The Lady laughed. “Oh, always! But not as much as she may think—on this occasion, anyway. You did leave her very little choice this morning.” Even this was said as if my disastrous tantrum had been almost endearing somehow.

“So…that was just this morning?” I asked.

She looked puzzled. “Your encounter with my daughter?”

I nodded.

“Well…of course it was.” She studied me with visible concern. “Are you feeling well?”

 “Yes. But…they, uh…gave me something earlier. And then…I woke up here. Wherever this is. I wasn’t sure how long I’d—”

“Oh, that.” she looked distressed. “I hope you will forgive us. That would never have been contemplated had we not thought ourselves under attack with no clear understanding yet of who you were, or what you were doing here. It is not every day that one of the Andinalloi drops in on us. The last one was…at least a century ago, I’m fairly sure.” She seemed momentarily lost in memory. “Half dead of exposure, poor man. He did not stay long.” Her gaze returned to me from whatever she had been recalling. “But how rude of me not to have offered you refreshment.” She waved her hand, and somewhere I heard a small cascade of lovely chimes. “They’ll bring something in a moment.

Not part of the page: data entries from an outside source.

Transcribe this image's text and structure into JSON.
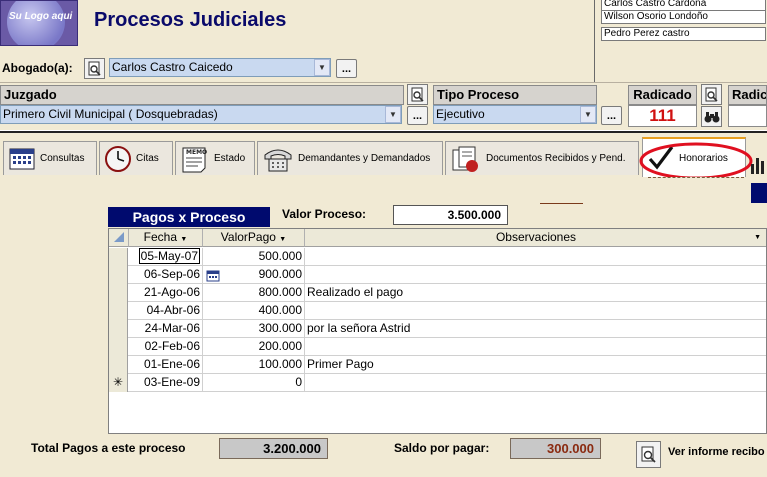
{
  "header": {
    "logo_text": "Su Logo aqui",
    "title": "Procesos Judiciales",
    "records": [
      "Carlos Castro Cardona",
      "Wilson Osorio Londoño",
      "Pedro Perez castro"
    ]
  },
  "abogado": {
    "label": "Abogado(a):",
    "value": "Carlos Castro Caicedo"
  },
  "juzgado": {
    "label": "Juzgado",
    "value": "Primero Civil Municipal  ( Dosquebradas)"
  },
  "tipo_proceso": {
    "label": "Tipo Proceso",
    "value": "Ejecutivo"
  },
  "radicado": {
    "label": "Radicado",
    "value": "111",
    "label2": "Radicado"
  },
  "ellipsis": "...",
  "tabs": [
    {
      "label": "Consultas",
      "icon": "calendar-icon"
    },
    {
      "label": "Citas",
      "icon": "clock-icon"
    },
    {
      "label": "Estado",
      "icon": "memo-icon"
    },
    {
      "label": "Demandantes y Demandados",
      "icon": "telephone-icon"
    },
    {
      "label": "Documentos Recibidos y Pend.",
      "icon": "documents-icon"
    },
    {
      "label": "Honorarios",
      "icon": "checkmark-icon",
      "active": true
    }
  ],
  "pagos": {
    "title": "Pagos x Proceso",
    "valor_label": "Valor Proceso:",
    "valor": "3.500.000",
    "columns": [
      "Fecha",
      "ValorPago",
      "Observaciones"
    ],
    "rows": [
      {
        "fecha": "05-May-07",
        "valor": "500.000",
        "obs": ""
      },
      {
        "fecha": "06-Sep-06",
        "valor": "900.000",
        "obs": ""
      },
      {
        "fecha": "21-Ago-06",
        "valor": "800.000",
        "obs": "Realizado el pago"
      },
      {
        "fecha": "04-Abr-06",
        "valor": "400.000",
        "obs": ""
      },
      {
        "fecha": "24-Mar-06",
        "valor": "300.000",
        "obs": "por la señora Astrid"
      },
      {
        "fecha": "02-Feb-06",
        "valor": "200.000",
        "obs": ""
      },
      {
        "fecha": "01-Ene-06",
        "valor": "100.000",
        "obs": "Primer Pago"
      }
    ],
    "new_row": {
      "marker": "✳",
      "fecha": "03-Ene-09",
      "valor": "0"
    }
  },
  "totals": {
    "total_label": "Total Pagos a este proceso",
    "total_value": "3.200.000",
    "saldo_label": "Saldo por pagar:",
    "saldo_value": "300.000",
    "informe_label": "Ver informe recibo"
  },
  "colors": {
    "accent_navy": "#000a6e",
    "radicado_red": "#d01010",
    "highlight_ellipse": "#e01020",
    "saldo_text": "#8a2a10"
  }
}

Food and drink should revive you.” She grinned. “And I will sample some of everything first, of course, to reassure you.”

Embarrassed yet again, I looked up at the forest canopy where her ceiling should have been, trying to find the chimes I’d heard. “So, is any of this real?” I asked. “Or just…”

“Real…” she mused, more as if puzzled by my meaning than in answer to my question. “I have always preferred open air to ceilings. Does it bother you?”

“Oh! No, it’s lovely! All of it.” My face was warmed by a new wave of embarrassment. “I just…am still not sure where this is…or how I got here.”

“Ah. Well, that is a very large question, isn’t it,” she said, as if agreeing with some point of mine. “Perhaps we should wait to address it until everyone’s arrived.”